Bullish Sentiment Has Taken Hold of Oil Markets

Fundamentals and geopolitics pushed oil prices to above $90 per barrel last week as more market participants have become bullish on crude.

After sitting on the sidelines in a more risk-off approach for nearly a year, a growing number of financial market participants now believe that oil is a buy, according to Mike Muller, Head of Asia at the world’s largest independent oil trader, Vitol.
As Brent oil prices broke above $85 and then $90 per barrel earlier this month, some short-sellers decided to exit their positions, while the fundamentals with current supply issues and expected strong demand, especially in the second half of the year, are driving an increase in the long positions in oil.

“We have a market that is not necessarily tight in the prompt, but given most people’s projections for later in the year, most people, most consultants, most experts, most advisers are calling for stock draws later in the year, and that’s giving a firm underpinning to the fundamental picture,” Vitol’s Muller said on Gulf Intelligence’s Daily Energy Markets podcast on Sunday.

“Fundamental physical changes in the oil markets have taken a second-tier back seat to the money flows, and financial markets have convinced themselves this one is a buy,” Muller added.

Historically, market participation is still low, but there is a realization that energy commodities “correlate extremely well with inflation,” and if there is renewed concern about inflation, oil is a hedge that people seem to want, he added.

Moreover, the traders that traded the $70-$85 per barrel range – buying oil in the low $70s and selling in the high $80s, have decided to exit with the new range now breaking out, according to Muller.

Hedge funds and other money managers boosted their net long position – the difference between bullish and bearish bets – in crude oil futures and options in the week to April 2, data from exchanges showed.
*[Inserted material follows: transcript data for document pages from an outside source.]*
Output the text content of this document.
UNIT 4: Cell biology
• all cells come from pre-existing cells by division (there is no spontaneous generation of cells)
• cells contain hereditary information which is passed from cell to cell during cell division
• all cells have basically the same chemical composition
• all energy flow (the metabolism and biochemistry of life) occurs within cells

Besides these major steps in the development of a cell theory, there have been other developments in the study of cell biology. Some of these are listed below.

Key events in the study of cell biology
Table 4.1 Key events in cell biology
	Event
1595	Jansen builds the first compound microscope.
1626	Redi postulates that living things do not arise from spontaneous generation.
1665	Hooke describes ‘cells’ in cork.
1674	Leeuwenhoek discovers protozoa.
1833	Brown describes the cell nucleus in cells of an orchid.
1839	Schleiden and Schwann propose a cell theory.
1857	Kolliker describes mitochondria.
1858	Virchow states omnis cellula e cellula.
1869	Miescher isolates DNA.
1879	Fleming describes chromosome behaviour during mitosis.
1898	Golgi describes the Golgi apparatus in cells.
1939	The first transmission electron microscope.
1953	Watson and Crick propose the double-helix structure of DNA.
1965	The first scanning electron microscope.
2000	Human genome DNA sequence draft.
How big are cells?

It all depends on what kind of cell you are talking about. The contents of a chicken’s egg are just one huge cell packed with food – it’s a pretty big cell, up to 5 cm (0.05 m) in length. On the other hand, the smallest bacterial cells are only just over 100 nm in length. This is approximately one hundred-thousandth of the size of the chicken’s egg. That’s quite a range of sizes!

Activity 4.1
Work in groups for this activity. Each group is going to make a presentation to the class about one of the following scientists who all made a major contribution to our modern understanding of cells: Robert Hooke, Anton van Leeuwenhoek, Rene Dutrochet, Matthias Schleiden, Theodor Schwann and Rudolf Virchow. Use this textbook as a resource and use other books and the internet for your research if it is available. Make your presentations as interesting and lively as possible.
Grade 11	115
The combined net long in Brent and WTI, the most traded contracts, jumped to a six-month high, while the net long position in Brent Crude surged to the highest level in two and a half years, according to the data compiled by Saxo Bank.

Oil may have room to run up to $100 a barrel, especially if OPEC+ sticks to its guns and rolls over the cuts further into the second half of the year when demand is expected to be very strong.

Vitol, for example, expects refined product demand globally to be “a lot, lot higher” in the second half, at around 2 million barrels per day (bpd) than in the same period last year, Muller told the Gulf Intelligence podcast.

“We’re not in any way petering out toward peak oil here,” Muller noted.

“We’re at one of the fastest year-on-year growth rates we’ve ever seen in the last 20 years of history.”

OPEC+ and Saudi Arabia could, of course, change the picture with supply and become tempted to use some of their spare capacity, especially if prices remain strong, analysts say.

Oil above $90 a barrel could start eroding demand, although there are no signs of this yet.

In addition, there is one geopolitical aspect of the OPEC+ cuts that shouldn’t be discarded lightly.

“We should never forget that Russia and Saudi Arabia have it in their hands to not only relax the market but to bring US gasoline prices up before the election,” Christof Rühl, Senior Research Scholar at the Center on Global Energy Policy at Columbia University, said on the same Gulf Intelligence podcast.

“Now I’m not a conspiracy theorist at all, but in this instance, I think the desire at least on Russia’s part to see Donald Trump win the election must be an overwhelming incentive,” Rühl added.

$100 oil could also be in sight, experts say.

The market is currently “on firm fundamental footing,” Bob McNally, founder of consultancy Rapidan Energy and a former White House adviser, told Bloomberg Television in an interview last week.

“I think $100 oil is entirely real — it just requires a little more risk pricing on the true geopolitical risk.”